いつしかぼくの理解は、たんちゃんはなにかを描いているわけではなくて、ただ単に、ほんとうにただ単に、口笛を吹くみたいに線を引いているだけなんだってことになった。息をする、身体を伸ばす、あくびをする、線を引く。そんな感覚。
「震災で自分の生活とか暮らしが破壊されて、でもそれに対して、自分は線を引くのをやめたくなかったんですよね。どうすればできるかなって考えたとき、夜は寝ちゃうし、結局朝なんだなって。なんか、家でもクソみたいなことがあるじゃないですか。でも、日曜日のこの2時間があれば、この時間のためにがんばれるっていうか……」
震災後の混乱と結婚後の生活が同じレベルで語られていることに、ぼくは思わず苦笑してしまう。ぼくもたんちゃんも震災後に結婚した。それより前、ぼくとたんちゃんは毎晩のように意味もなくアトリエにいて、共に時間を過ごしていた。仕事が終わり、晩飯を食ったあとの寝るまでの時間、毎週のようにイベントを企画しては、酒を飲み、語り合った。ぼくはそんな日々を懐かしく思うけれど、よくよく考えれば普通ではなかったかもしれない。ああすることで自分たちを支えていたのだとも思う。あのころが「異常」だったのだ。

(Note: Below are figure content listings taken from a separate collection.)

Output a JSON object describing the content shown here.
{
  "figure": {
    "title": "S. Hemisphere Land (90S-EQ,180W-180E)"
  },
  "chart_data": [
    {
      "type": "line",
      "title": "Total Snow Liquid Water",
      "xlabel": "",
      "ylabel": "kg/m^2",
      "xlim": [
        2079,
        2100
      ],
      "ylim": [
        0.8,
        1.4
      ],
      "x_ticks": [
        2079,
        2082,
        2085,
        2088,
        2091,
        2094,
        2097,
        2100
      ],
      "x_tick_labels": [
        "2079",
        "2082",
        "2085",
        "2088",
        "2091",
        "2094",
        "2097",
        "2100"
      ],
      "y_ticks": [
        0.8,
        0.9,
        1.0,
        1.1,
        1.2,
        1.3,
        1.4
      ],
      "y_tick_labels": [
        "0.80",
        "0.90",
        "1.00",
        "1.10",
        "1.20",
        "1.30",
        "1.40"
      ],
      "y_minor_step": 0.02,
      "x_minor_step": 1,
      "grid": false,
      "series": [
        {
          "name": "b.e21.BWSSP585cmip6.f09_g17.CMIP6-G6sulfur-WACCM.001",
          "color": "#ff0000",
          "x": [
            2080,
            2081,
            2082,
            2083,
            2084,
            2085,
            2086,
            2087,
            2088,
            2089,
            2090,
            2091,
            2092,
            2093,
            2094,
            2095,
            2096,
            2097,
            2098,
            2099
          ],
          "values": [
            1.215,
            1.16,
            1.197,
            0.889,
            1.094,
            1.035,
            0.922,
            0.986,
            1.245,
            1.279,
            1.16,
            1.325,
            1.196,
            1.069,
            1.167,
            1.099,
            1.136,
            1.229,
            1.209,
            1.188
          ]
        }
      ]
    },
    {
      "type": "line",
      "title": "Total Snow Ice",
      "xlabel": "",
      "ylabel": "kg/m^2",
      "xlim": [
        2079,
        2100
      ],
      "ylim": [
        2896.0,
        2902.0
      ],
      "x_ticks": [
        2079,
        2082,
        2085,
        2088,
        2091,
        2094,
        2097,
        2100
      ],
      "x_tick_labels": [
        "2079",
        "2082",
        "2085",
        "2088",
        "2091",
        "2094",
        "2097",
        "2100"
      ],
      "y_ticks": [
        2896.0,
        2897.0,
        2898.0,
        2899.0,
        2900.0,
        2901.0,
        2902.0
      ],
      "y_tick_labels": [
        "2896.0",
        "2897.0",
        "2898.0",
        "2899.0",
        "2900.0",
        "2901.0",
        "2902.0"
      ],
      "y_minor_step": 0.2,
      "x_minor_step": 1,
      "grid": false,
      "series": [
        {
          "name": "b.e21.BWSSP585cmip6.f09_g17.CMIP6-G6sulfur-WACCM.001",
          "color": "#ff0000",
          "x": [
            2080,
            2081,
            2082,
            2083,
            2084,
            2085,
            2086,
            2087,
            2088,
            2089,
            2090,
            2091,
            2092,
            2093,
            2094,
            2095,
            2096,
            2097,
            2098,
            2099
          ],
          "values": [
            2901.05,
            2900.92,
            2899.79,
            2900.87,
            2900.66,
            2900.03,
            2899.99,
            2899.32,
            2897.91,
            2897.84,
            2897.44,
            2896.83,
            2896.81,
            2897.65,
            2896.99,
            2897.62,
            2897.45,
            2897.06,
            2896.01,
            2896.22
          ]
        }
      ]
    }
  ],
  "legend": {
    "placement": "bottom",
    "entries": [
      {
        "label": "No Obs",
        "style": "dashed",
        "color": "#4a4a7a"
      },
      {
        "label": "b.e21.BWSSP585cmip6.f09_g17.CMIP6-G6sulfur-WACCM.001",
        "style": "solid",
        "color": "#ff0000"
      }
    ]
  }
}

望んで結婚して、妻との暮らしが始まり、子どもも生まれ(ぼくは犬も飼い始め)、当然、生活は大きく変わっていく。以前のようにウドクに来られなくなる。イベントもそれほど企画できない。なんのために家賃を払ってるんだ、という気持ちにもなる。家で快適に暮らしているのかといえば必ずしもそうではなく、当然、何もかも自分の好きなように過ごせるわけではない。やるべきことも洗濯物も山積みだ。震災後のあの混乱した(しかしどこか充実した)暮らしは、新生活によって日常に引き戻された。暮らしを営むことの、なんたる力強さよ。
「家族ができると新しいことの連続ですよね。その意味で、私生活は飽きない」とたんちゃん。「じゃあ線は?」とぼくが聞くと、「どうかな。昔のより、いまの線のほうが好きですね。嫌いな線が減ってきました。でもある意味コントロールしすぎてるのかもしれない。思い切ったことやってないのかも。新しいこともやらないとな」。たんちゃんそう言って、2枚目の紙に線を引き始めた。暮らしが刺激的で大変だからこそ、日々落ち着きのある線を引いてバランスを取ってるのかもしれないな、とぼくは思った。